Aggregation

Definition: Aggregation is used in regular billing and allows the user to view his or her credit status on one platform. The goal of the aggregator is to give consumers more efficient access to their financial data, making financial planning more user-friendly.

Aggregation occurs when traders combine their individual (i.e., individually held) positions to form larger aggregations. Once an aggregate is created, it can be submitted to the futures exchange, where it may be bought or sold by other traders. As more data has been accumulated for a given period, it can be used to improve the ability of computer systems to monitor and analyze large quantities of data in a much shorter amount of time. This allows traders to react rapidly to market trends.

Aggregation is an attractive feature when processing credit card transactions for a small business or individual paying off debt. It increases the overall efficiency of the business by allowing advisors to discuss their client’s finances with one another in a cleaner fashion resulting in greater client satisfaction and lower total costs for both parties. While aggregated payments are not a new development, they have become more popular as companies and individuals have become more familiar with utilizing them for all types of credit transactions.

In the investment management industry, aggregators provide investors and their advisors with a centralized view of the investor’s entire financial situation, including daily updates on account status, balance, and payment history, as well as information about investments made by others, making it easier for investors to plan and execute strategies. Typical uses of aggregators include providing quick access to funds for client purchase positions in troubled securities, reducing brokerage analysis time and costs, and providing data for risk management and planning purposes.

Aggregation software helps financial planners analyze a client’s total assets, liabilities, and net worth. The software evaluates a current net worth estimate against assets held in various accounts and reflects any differences. For example, if an account has appreciated, but you haven’t yet entered into a contract to buy more of it, the software may tell you that you aren’t worthy of buying more of it yet. 

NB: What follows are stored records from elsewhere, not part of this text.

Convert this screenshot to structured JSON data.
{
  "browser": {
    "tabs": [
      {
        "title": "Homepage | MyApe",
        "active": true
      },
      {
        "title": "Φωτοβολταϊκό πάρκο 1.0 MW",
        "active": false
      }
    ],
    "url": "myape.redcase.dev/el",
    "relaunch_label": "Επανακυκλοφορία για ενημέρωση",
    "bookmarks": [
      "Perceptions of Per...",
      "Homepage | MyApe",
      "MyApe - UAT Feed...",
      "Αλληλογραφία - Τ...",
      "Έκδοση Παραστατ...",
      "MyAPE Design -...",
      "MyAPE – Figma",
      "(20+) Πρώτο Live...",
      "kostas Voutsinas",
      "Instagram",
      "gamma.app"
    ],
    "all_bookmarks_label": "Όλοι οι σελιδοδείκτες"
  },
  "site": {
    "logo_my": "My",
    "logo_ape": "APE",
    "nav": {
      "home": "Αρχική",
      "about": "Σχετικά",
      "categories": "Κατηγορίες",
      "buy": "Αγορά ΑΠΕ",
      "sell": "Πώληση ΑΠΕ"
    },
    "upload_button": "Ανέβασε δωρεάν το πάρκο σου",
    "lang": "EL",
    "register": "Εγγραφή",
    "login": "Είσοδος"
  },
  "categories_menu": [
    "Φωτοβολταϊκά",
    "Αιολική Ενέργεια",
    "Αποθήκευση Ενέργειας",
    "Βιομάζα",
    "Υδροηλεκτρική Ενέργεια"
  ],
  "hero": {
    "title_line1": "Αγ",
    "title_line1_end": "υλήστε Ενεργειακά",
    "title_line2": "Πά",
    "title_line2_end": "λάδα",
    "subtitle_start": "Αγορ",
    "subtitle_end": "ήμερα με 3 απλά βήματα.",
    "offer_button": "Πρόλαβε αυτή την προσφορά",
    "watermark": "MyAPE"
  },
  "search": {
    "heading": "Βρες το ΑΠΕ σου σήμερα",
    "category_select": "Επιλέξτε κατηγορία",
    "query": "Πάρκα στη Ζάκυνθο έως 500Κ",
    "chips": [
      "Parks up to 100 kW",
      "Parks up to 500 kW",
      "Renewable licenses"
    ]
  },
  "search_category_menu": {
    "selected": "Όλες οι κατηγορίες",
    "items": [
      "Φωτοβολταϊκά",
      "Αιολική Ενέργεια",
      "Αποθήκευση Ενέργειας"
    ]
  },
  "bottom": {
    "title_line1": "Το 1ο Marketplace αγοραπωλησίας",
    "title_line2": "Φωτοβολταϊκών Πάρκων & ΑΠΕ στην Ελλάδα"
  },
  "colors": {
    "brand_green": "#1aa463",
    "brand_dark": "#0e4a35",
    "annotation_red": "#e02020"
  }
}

Account Aggregation is the process of analyzing an existing client’s account and proposing solutions or actions that can be taken to improve or expand it depending on the overall financial picture presented. This analysis can come from analyzing data from a variety of different places and analyzing client behavior.

Account aggregation is helpful for clients in numerous ways. These include helping you prevent payment days from accruing, freeing up additional budgets for essential items on your list (like a down payment on that dream home or big purchase), and giving you instant visibility into overall account status (credit limit, credit utilization, and more) by aggregating your accounts, which immediately gives you access to all the essential information.

Account-aggregation technology helps financial advisors work with clients on personalized, low-cost solutions that improve their overall financial readiness. As more customers use financial services, advisors have more opportunities to learn about their clients and their goals. As a result, the quality of service providers can improve as well. In addition, a closer relationship with customers can lead to a better overall customer experience and a resulting increase in brand loyalty.

Aggregation is a fast-growing industry. It is used by small to large businesses, personal financial advisors, and consumers looking to remain informed on what’s going on in the financial world. For example, recent economic events such as the global recession and the sub-prime mortgage crisis have highlighted the need for quick, reliable information on credit cards, mortgages, and other financial products. The aggregators provide this information to their clients free of charge – without revealing any personally identifiable information.